The second grunted an acknowledgment and reached around to his back with his free hand.
And with the situation nearly resolved and the two Marines therefore starting to relax, Jody pushed her arms forward and inward, forcing their arms inward as well. Before they could react, she grabbed the sides of their heads and shoved them together.
One of the men had just enough time for his eyes to widen in disbelief. Then their heads slammed together with a wet-melon sound and they dropped to the floor in a tangled heap.
Jody took a deep breath, her arms starting to shake with reaction. It had been a gamble—a horribly dangerous gamble, given the Marines’ armament. But it had paid off.
The epaulets were programmed to react to any threat the tiny computers calculated could be potentially damaging, including a rapidly-approaching incoming object. Unfortunately for these particular Marines, and exactly as
she’d hoped would be the case, the programmers had written in an exemption when that incoming object was a fellow Marine.
Or, in this case, a fellow Marine’s head.
Stepping between the unconscious men, Jody pushed open the door.
It was, as anticipated, a recovery room, its furnishings consisting of an adjustable bed wrapped in an array of monitoring equipment, a rolling food table, and two guest chairs. The man sitting up in the bed was middle-aged, with short white hair and a tired, haggard face. Above the waist he was wearing a loose white hospital tunic; below the waist, his legs were encased in some kind of mechanical cocoon covered with tubes, wires, and monitors. Beside him, another, younger man in a Dominion uniform had pulled up one of the chairs alongside the bed.

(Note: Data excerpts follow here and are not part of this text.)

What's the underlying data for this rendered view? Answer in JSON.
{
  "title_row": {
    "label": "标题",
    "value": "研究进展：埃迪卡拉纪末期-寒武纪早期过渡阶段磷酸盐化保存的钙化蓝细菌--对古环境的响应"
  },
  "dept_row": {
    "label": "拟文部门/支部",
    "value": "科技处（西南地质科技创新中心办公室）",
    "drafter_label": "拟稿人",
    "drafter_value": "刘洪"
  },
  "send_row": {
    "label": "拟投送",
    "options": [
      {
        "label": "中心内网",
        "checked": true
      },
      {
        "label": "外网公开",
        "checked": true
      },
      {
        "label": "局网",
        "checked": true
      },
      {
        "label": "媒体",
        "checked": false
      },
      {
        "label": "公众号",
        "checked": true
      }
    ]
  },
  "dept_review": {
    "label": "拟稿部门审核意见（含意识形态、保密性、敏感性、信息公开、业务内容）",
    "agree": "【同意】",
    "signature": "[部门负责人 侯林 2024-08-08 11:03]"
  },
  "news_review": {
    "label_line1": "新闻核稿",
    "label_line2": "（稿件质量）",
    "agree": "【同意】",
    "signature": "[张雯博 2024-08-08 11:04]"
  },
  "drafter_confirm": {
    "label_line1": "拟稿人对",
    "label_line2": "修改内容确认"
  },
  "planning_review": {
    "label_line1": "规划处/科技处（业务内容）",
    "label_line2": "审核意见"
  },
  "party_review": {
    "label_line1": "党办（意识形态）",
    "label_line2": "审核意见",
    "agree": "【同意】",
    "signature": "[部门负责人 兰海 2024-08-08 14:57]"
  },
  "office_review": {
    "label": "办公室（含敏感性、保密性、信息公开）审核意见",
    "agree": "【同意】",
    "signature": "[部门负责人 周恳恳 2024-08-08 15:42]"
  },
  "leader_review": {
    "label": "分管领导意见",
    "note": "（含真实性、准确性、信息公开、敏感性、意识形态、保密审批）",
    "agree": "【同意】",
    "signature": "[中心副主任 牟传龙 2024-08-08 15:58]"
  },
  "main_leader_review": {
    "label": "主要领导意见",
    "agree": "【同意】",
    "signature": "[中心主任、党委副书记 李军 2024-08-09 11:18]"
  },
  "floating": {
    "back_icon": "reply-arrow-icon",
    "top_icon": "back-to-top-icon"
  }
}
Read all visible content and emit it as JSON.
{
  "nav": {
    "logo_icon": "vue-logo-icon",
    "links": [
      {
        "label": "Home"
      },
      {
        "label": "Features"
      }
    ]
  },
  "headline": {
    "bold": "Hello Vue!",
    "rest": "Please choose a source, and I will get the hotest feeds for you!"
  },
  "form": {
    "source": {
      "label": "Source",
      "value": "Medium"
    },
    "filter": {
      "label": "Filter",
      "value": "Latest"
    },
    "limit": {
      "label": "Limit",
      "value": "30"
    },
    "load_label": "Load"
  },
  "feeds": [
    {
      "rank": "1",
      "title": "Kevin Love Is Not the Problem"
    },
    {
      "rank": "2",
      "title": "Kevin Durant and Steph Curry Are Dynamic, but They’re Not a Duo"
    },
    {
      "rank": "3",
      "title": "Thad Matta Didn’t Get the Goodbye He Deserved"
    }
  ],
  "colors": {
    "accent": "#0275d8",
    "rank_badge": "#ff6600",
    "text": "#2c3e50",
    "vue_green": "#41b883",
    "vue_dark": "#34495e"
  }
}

Both men looked toward Jody as she walked into the room, and she saw the uniformed man twitch his eyelid. “I apologize for the interruption,” Jody said. “My name is Jody Moreau Broom. May I ask whom I have the honor of addressing?”
Slowly, the uniformed man stood up. “Lieutenant Cottros Meekan,” he identified himself cautiously. “Aide to Captain Barrington Moreau.”
“Lieutenant Commander Eliser Kusari,” the man in the bed added. “Second Officer of the Dominion of Man War Cruiser Dorian. Forgive our surprise, but you’re the last person we expected to walk through that door. Especially a guarded door. The guards didn’t challenge you?”
“They did,” Jody said. “I was more determined to speak with you than they were to stop me. Don’t worry—they should be all right in a couple of hours.”
“That’s good to hear,” Kusari said, in a voice that warned there would be serious consequences if they weren’t. “You have friends, I gather?”
Jody thought quickly. Until the guards woke up, hers would be the only story about what had happened. Even then, depending on how scrambled their short-term memories were— “Quite a few, yes,” she said. “In this case, though, only Caelian friends were involved. Whatever consequences you choose to invoke, there’s no reason to invoke them against any of the Qasamans.”
“We can discuss that at a future date,” Kusari said, eyeing her thoughtfully. “You said you wanted to speak to me. Very well: speak.”